According to the Pakistan Tanners Association (PTA), Pakistan is the only country that experienced a negative growth in exports as opposed to the optimistic growth in its regional competitors namely India, China and Bangladesh. Industry experts are of the view that the Government of Pakistan has not been following export-led policies as against to regional countries’ governments. In the federal budget 2016-17, Government of Pakistan has provided an exemption of leather industry from sales tax. In addition to this, export re-finance rate has also been declined to 3 percent from 3.5 percent in federal budget 2016-17. Impact of these initiatives is yet to seen.

There are about 800 tanneries in Pakistan, 213 Members presently recorded with Pakistan Tanners Association from all over the country are actively engaged in manufacturing and fully geared-up towards promoting export of quality finished leather and leather products on modern pattern as per global demand and are playing their positive role in earning much needed foreign exchange by invigorating country’s export volume. They are courageously prepared to meet the challenges of WTO regime and other international pressures with quality consciousness and full sense of responsibilities to uphold the impeccable image of leather industry within the ambit of national strategies, rules & regulations and global conditionality.

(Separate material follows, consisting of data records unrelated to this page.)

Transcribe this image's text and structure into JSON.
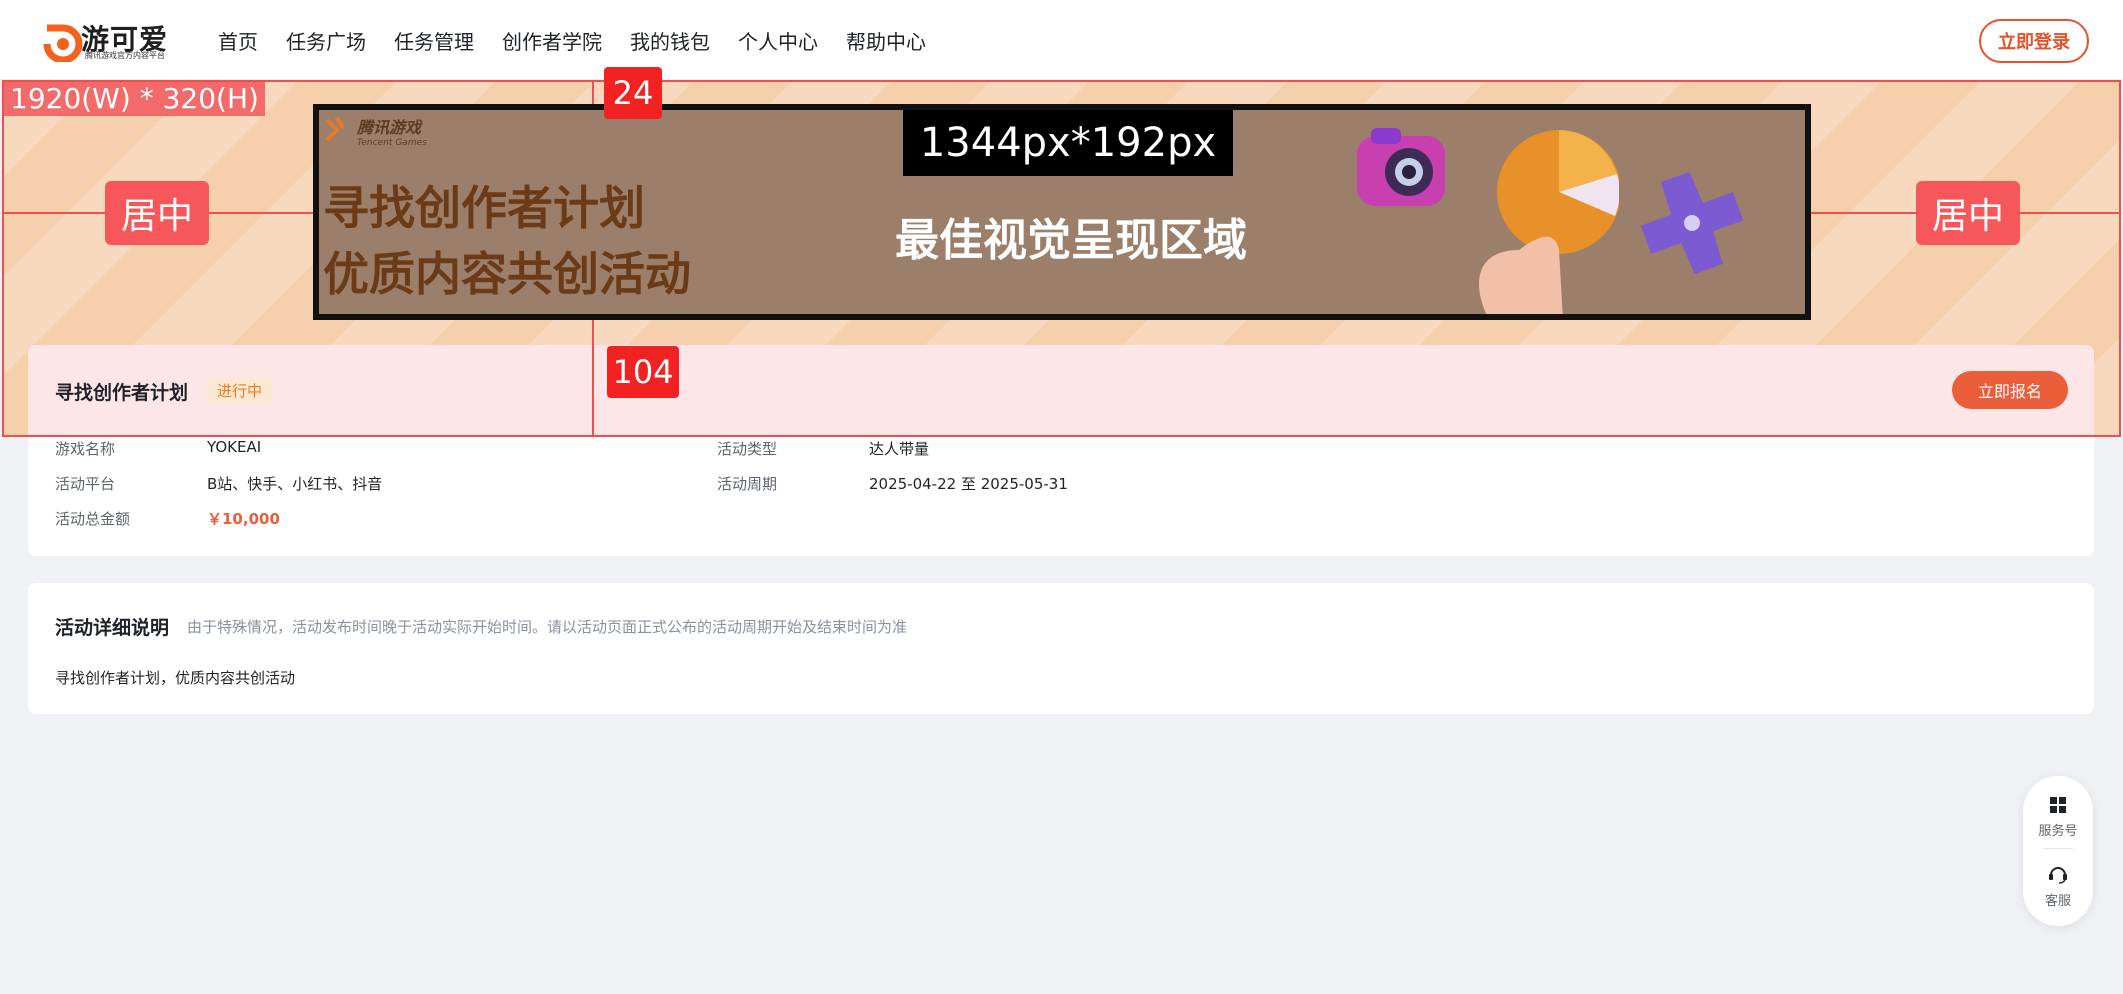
{
  "header": {
    "logo_title": "游可爱",
    "logo_subtitle": "腾讯游戏官方内容平台",
    "nav": [
      "首页",
      "任务广场",
      "任务管理",
      "创作者学院",
      "我的钱包",
      "个人中心",
      "帮助中心"
    ],
    "login_label": "立即登录"
  },
  "banner": {
    "size_label": "1920(W) * 320(H)",
    "safe_area_size": "1344px*192px",
    "safe_area_text": "最佳视觉呈现区域",
    "brand_cn": "腾讯游戏",
    "brand_en": "Tencent Games",
    "headline_1": "寻找创作者计划",
    "headline_2": "优质内容共创活动",
    "center_left": "居中",
    "center_right": "居中",
    "top_gap": "24",
    "bottom_gap": "104"
  },
  "activity": {
    "title": "寻找创作者计划",
    "status": "进行中",
    "signup_label": "立即报名",
    "fields": [
      {
        "label": "游戏名称",
        "value": "YOKEAI"
      },
      {
        "label": "活动类型",
        "value": "达人带量"
      },
      {
        "label": "活动平台",
        "value": "B站、快手、小红书、抖音"
      },
      {
        "label": "活动周期",
        "value": "2025-04-22 至 2025-05-31"
      },
      {
        "label": "活动总金额",
        "value": "￥10,000"
      }
    ]
  },
  "detail": {
    "title": "活动详细说明",
    "note": "由于特殊情况，活动发布时间晚于活动实际开始时间。请以活动页面正式公布的活动周期开始及结束时间为准",
    "body": "寻找创作者计划，优质内容共创活动"
  },
  "float_panel": {
    "service_label": "服务号",
    "support_label": "客服"
  },
  "colors": {
    "accent": "#ea5e3a",
    "annotation_red": "#f04f4f",
    "status_orange": "#f07a1f",
    "info_header_bg": "#fde6e8"
  }
}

During 2013, the Generalized System of Preferences (GSP) Plus status given to Pakistan was expected to increase export volume. As per GSP Plus status, about 20 percent of Pakistani exports were allowed to enter the EU market at zero tariff and 70 percent at preferential rates. Impact of GSP Plus status was evident given the rise observed in the country’s exports to EU during FY2014. However, appreciation of rupee and real effective exchange rate (REER) after implementation of GSP Plus added to the woes of exporters.